From The Wall Street Journal: “More than 100 psychiatric hospitals have remained fully accredited by the nation’s major hospital watchdog despite serious safety violations that include lapses linked to the death, abuse or sexual assault of patients, a database investigation by The Wall Street Journal has found.
The Joint Commission, an Oakbrook Terrace, Ill., nonprofit that evaluates most of the nation’s hospitals, revoked or denied full accreditation to fewer than 1% of psychiatric hospitals it oversaw in fiscal 2014 and 2015, the latest date for which detailed federal data is available. State inspectors found about 16% of those hospitals each year, or about 140 institutions total, operated with such severe safety violations they could put federal funding at risk.
Troubled hospitals have promoted their continued accreditation to attract new patients, in some cases even after the federal government terminated their Medicare funding due to recurring safety risks.
Psychiatric hospitals kept their accreditation after patients said they were raped or assaulted; died by suicide; or slept on chairs due to crowding, among other incidents, according to a review of hundreds of pages of state inspection reports.
The Joint Commission, a private body authorized by the government to review hospital performance, has long held an accrediting monopoly. It inspects almost 90% of the nation’s psychiatric hospitals, and the federal government relies on its findings. The commission determines whether hospitals comply with federal safety-related regulations. Hospitals determined by the commission to be in compliance get accreditation.

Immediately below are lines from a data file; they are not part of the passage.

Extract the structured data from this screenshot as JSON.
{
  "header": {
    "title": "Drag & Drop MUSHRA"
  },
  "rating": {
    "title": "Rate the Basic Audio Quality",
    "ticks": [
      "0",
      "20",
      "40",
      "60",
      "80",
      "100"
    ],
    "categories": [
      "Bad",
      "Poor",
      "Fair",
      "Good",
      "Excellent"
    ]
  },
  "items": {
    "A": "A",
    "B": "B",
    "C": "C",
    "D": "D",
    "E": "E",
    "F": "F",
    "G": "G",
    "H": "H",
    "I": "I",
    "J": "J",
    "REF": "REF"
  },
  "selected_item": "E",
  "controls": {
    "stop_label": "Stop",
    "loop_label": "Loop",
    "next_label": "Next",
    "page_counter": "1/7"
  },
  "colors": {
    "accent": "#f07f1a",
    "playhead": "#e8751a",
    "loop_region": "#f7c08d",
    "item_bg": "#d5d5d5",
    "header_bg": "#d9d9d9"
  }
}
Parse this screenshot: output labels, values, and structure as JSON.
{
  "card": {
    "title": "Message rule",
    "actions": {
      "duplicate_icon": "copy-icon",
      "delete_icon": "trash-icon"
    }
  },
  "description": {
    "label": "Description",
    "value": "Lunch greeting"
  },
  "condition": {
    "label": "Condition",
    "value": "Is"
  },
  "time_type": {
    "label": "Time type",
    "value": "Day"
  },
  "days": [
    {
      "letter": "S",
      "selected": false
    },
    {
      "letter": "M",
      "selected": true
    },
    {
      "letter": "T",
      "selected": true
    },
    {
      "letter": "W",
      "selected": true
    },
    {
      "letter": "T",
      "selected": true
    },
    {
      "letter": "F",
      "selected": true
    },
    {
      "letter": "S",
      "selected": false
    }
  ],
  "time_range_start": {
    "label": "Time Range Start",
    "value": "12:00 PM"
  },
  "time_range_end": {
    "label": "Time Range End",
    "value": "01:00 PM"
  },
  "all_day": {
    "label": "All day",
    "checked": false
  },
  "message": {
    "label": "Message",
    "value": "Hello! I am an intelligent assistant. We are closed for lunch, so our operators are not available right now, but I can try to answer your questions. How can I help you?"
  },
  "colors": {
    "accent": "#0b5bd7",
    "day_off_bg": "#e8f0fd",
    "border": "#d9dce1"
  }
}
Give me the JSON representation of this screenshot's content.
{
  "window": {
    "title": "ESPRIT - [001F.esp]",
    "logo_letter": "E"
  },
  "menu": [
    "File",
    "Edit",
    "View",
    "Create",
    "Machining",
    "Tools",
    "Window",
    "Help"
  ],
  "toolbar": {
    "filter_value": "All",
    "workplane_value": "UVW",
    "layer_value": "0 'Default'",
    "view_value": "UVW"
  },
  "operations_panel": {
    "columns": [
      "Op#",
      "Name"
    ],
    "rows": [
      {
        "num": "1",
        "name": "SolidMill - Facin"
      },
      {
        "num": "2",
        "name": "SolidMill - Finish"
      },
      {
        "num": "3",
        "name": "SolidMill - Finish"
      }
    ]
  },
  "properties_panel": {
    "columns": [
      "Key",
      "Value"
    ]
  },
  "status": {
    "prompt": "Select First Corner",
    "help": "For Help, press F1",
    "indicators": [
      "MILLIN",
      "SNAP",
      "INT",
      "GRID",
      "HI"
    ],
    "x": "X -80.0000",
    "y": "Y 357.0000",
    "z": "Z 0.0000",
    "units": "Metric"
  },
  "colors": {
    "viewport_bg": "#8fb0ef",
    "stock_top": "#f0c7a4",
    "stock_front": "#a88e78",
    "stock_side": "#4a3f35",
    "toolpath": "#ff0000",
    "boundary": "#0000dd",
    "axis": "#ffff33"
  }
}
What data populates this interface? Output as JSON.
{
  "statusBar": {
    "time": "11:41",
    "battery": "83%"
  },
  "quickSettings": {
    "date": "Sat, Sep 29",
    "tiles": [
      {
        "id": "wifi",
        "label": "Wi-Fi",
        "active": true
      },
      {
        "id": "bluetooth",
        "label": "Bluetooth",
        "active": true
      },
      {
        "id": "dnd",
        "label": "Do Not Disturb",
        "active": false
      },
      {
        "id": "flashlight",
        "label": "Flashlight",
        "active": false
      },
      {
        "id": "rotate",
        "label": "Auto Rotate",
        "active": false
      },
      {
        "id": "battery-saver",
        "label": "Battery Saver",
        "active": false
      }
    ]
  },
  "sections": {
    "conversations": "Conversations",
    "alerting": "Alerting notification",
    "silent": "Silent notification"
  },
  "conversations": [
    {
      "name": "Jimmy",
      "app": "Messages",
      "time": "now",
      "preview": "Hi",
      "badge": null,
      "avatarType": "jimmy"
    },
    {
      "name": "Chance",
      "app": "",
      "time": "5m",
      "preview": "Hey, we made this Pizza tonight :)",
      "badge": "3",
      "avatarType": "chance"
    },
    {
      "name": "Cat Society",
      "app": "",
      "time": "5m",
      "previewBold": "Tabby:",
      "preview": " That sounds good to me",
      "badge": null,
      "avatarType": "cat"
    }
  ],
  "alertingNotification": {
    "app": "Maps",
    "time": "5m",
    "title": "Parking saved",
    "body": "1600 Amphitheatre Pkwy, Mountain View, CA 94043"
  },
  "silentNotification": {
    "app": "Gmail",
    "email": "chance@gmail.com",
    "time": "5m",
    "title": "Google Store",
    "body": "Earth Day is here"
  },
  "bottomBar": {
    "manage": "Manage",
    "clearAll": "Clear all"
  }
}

A lot of money is at stake: Medicare payments to inpatient psychiatric facilities reached $4.5 billion in 2017, growing an average of 1% each year since 2006, according to federal data.
The Joint Commission is currently the only accrediting organization with a federally approved psychiatric-hospital accreditation program for Medicare. It also accredits nearly 1,900 behavioral-health organizations such as group homes and addiction-treatment centers.
The Journal previously reported that the Joint Commission continued to accredit a variety of hospitals despite safety violations. In the case of inpatient psychiatric hospitals, the patients and staff are especially vulnerable, because so many of the patients are suicidal and cared for in the absence of family members who often act as patient advocates.
Psychiatric centers, like other hospitals, pay the Joint Commission for its inspections, and some hire consultants from a commission subsidiary to help them pass those reviews, which many ethics experts consider a conflict of interest.
Commission officials said that their surveys of hospitals shouldn’t be considered regulatory inspections and that they work collaboratively with psychiatric hospitals to help them improve.
‘It is important to acknowledge an uncomfortable reality: There are no perfect hospitals anywhere in the world,’ the Joint Commission said.
Some mental-health experts say the current system features the wrong incentives.
‘Accrediting bodies can’t make the standards too high or no one will ever pay for it,’ said Benjamin Miller, chief strategy officer at Well Being Trust, an advocacy group on mental health and wellness. ‘Accreditors are all in the business to make money.’
The Journal found 141 psychiatric hospitals, out of roughly 490 across the country, that were accredited by the Joint Commission and cited by state officials from fiscal 2014 and 2015 for serious violations.
For most of the 141, those violations weren’t the first; they had an average of eight serious violations in the years going back to 2011, according to state inspection records and Hospitalinspections.org. Some had dozens of previous violations.
‘I am very concerned about the data. It’s showing us there is a disparity between their surveys and ours,’ said Seema Verma, administrator of the Centers for Medicare and Medicaid Services. ‘You want to be sure accreditation means something.’
CMS checks accreditors’ work using a formula known as a disparity rate to gauge how often safety issues were overlooked. Its data shows the commission’s reviews of psychiatric hospitals had a 57% rate, which officials described as concerning and the highest of all types of hospitals.”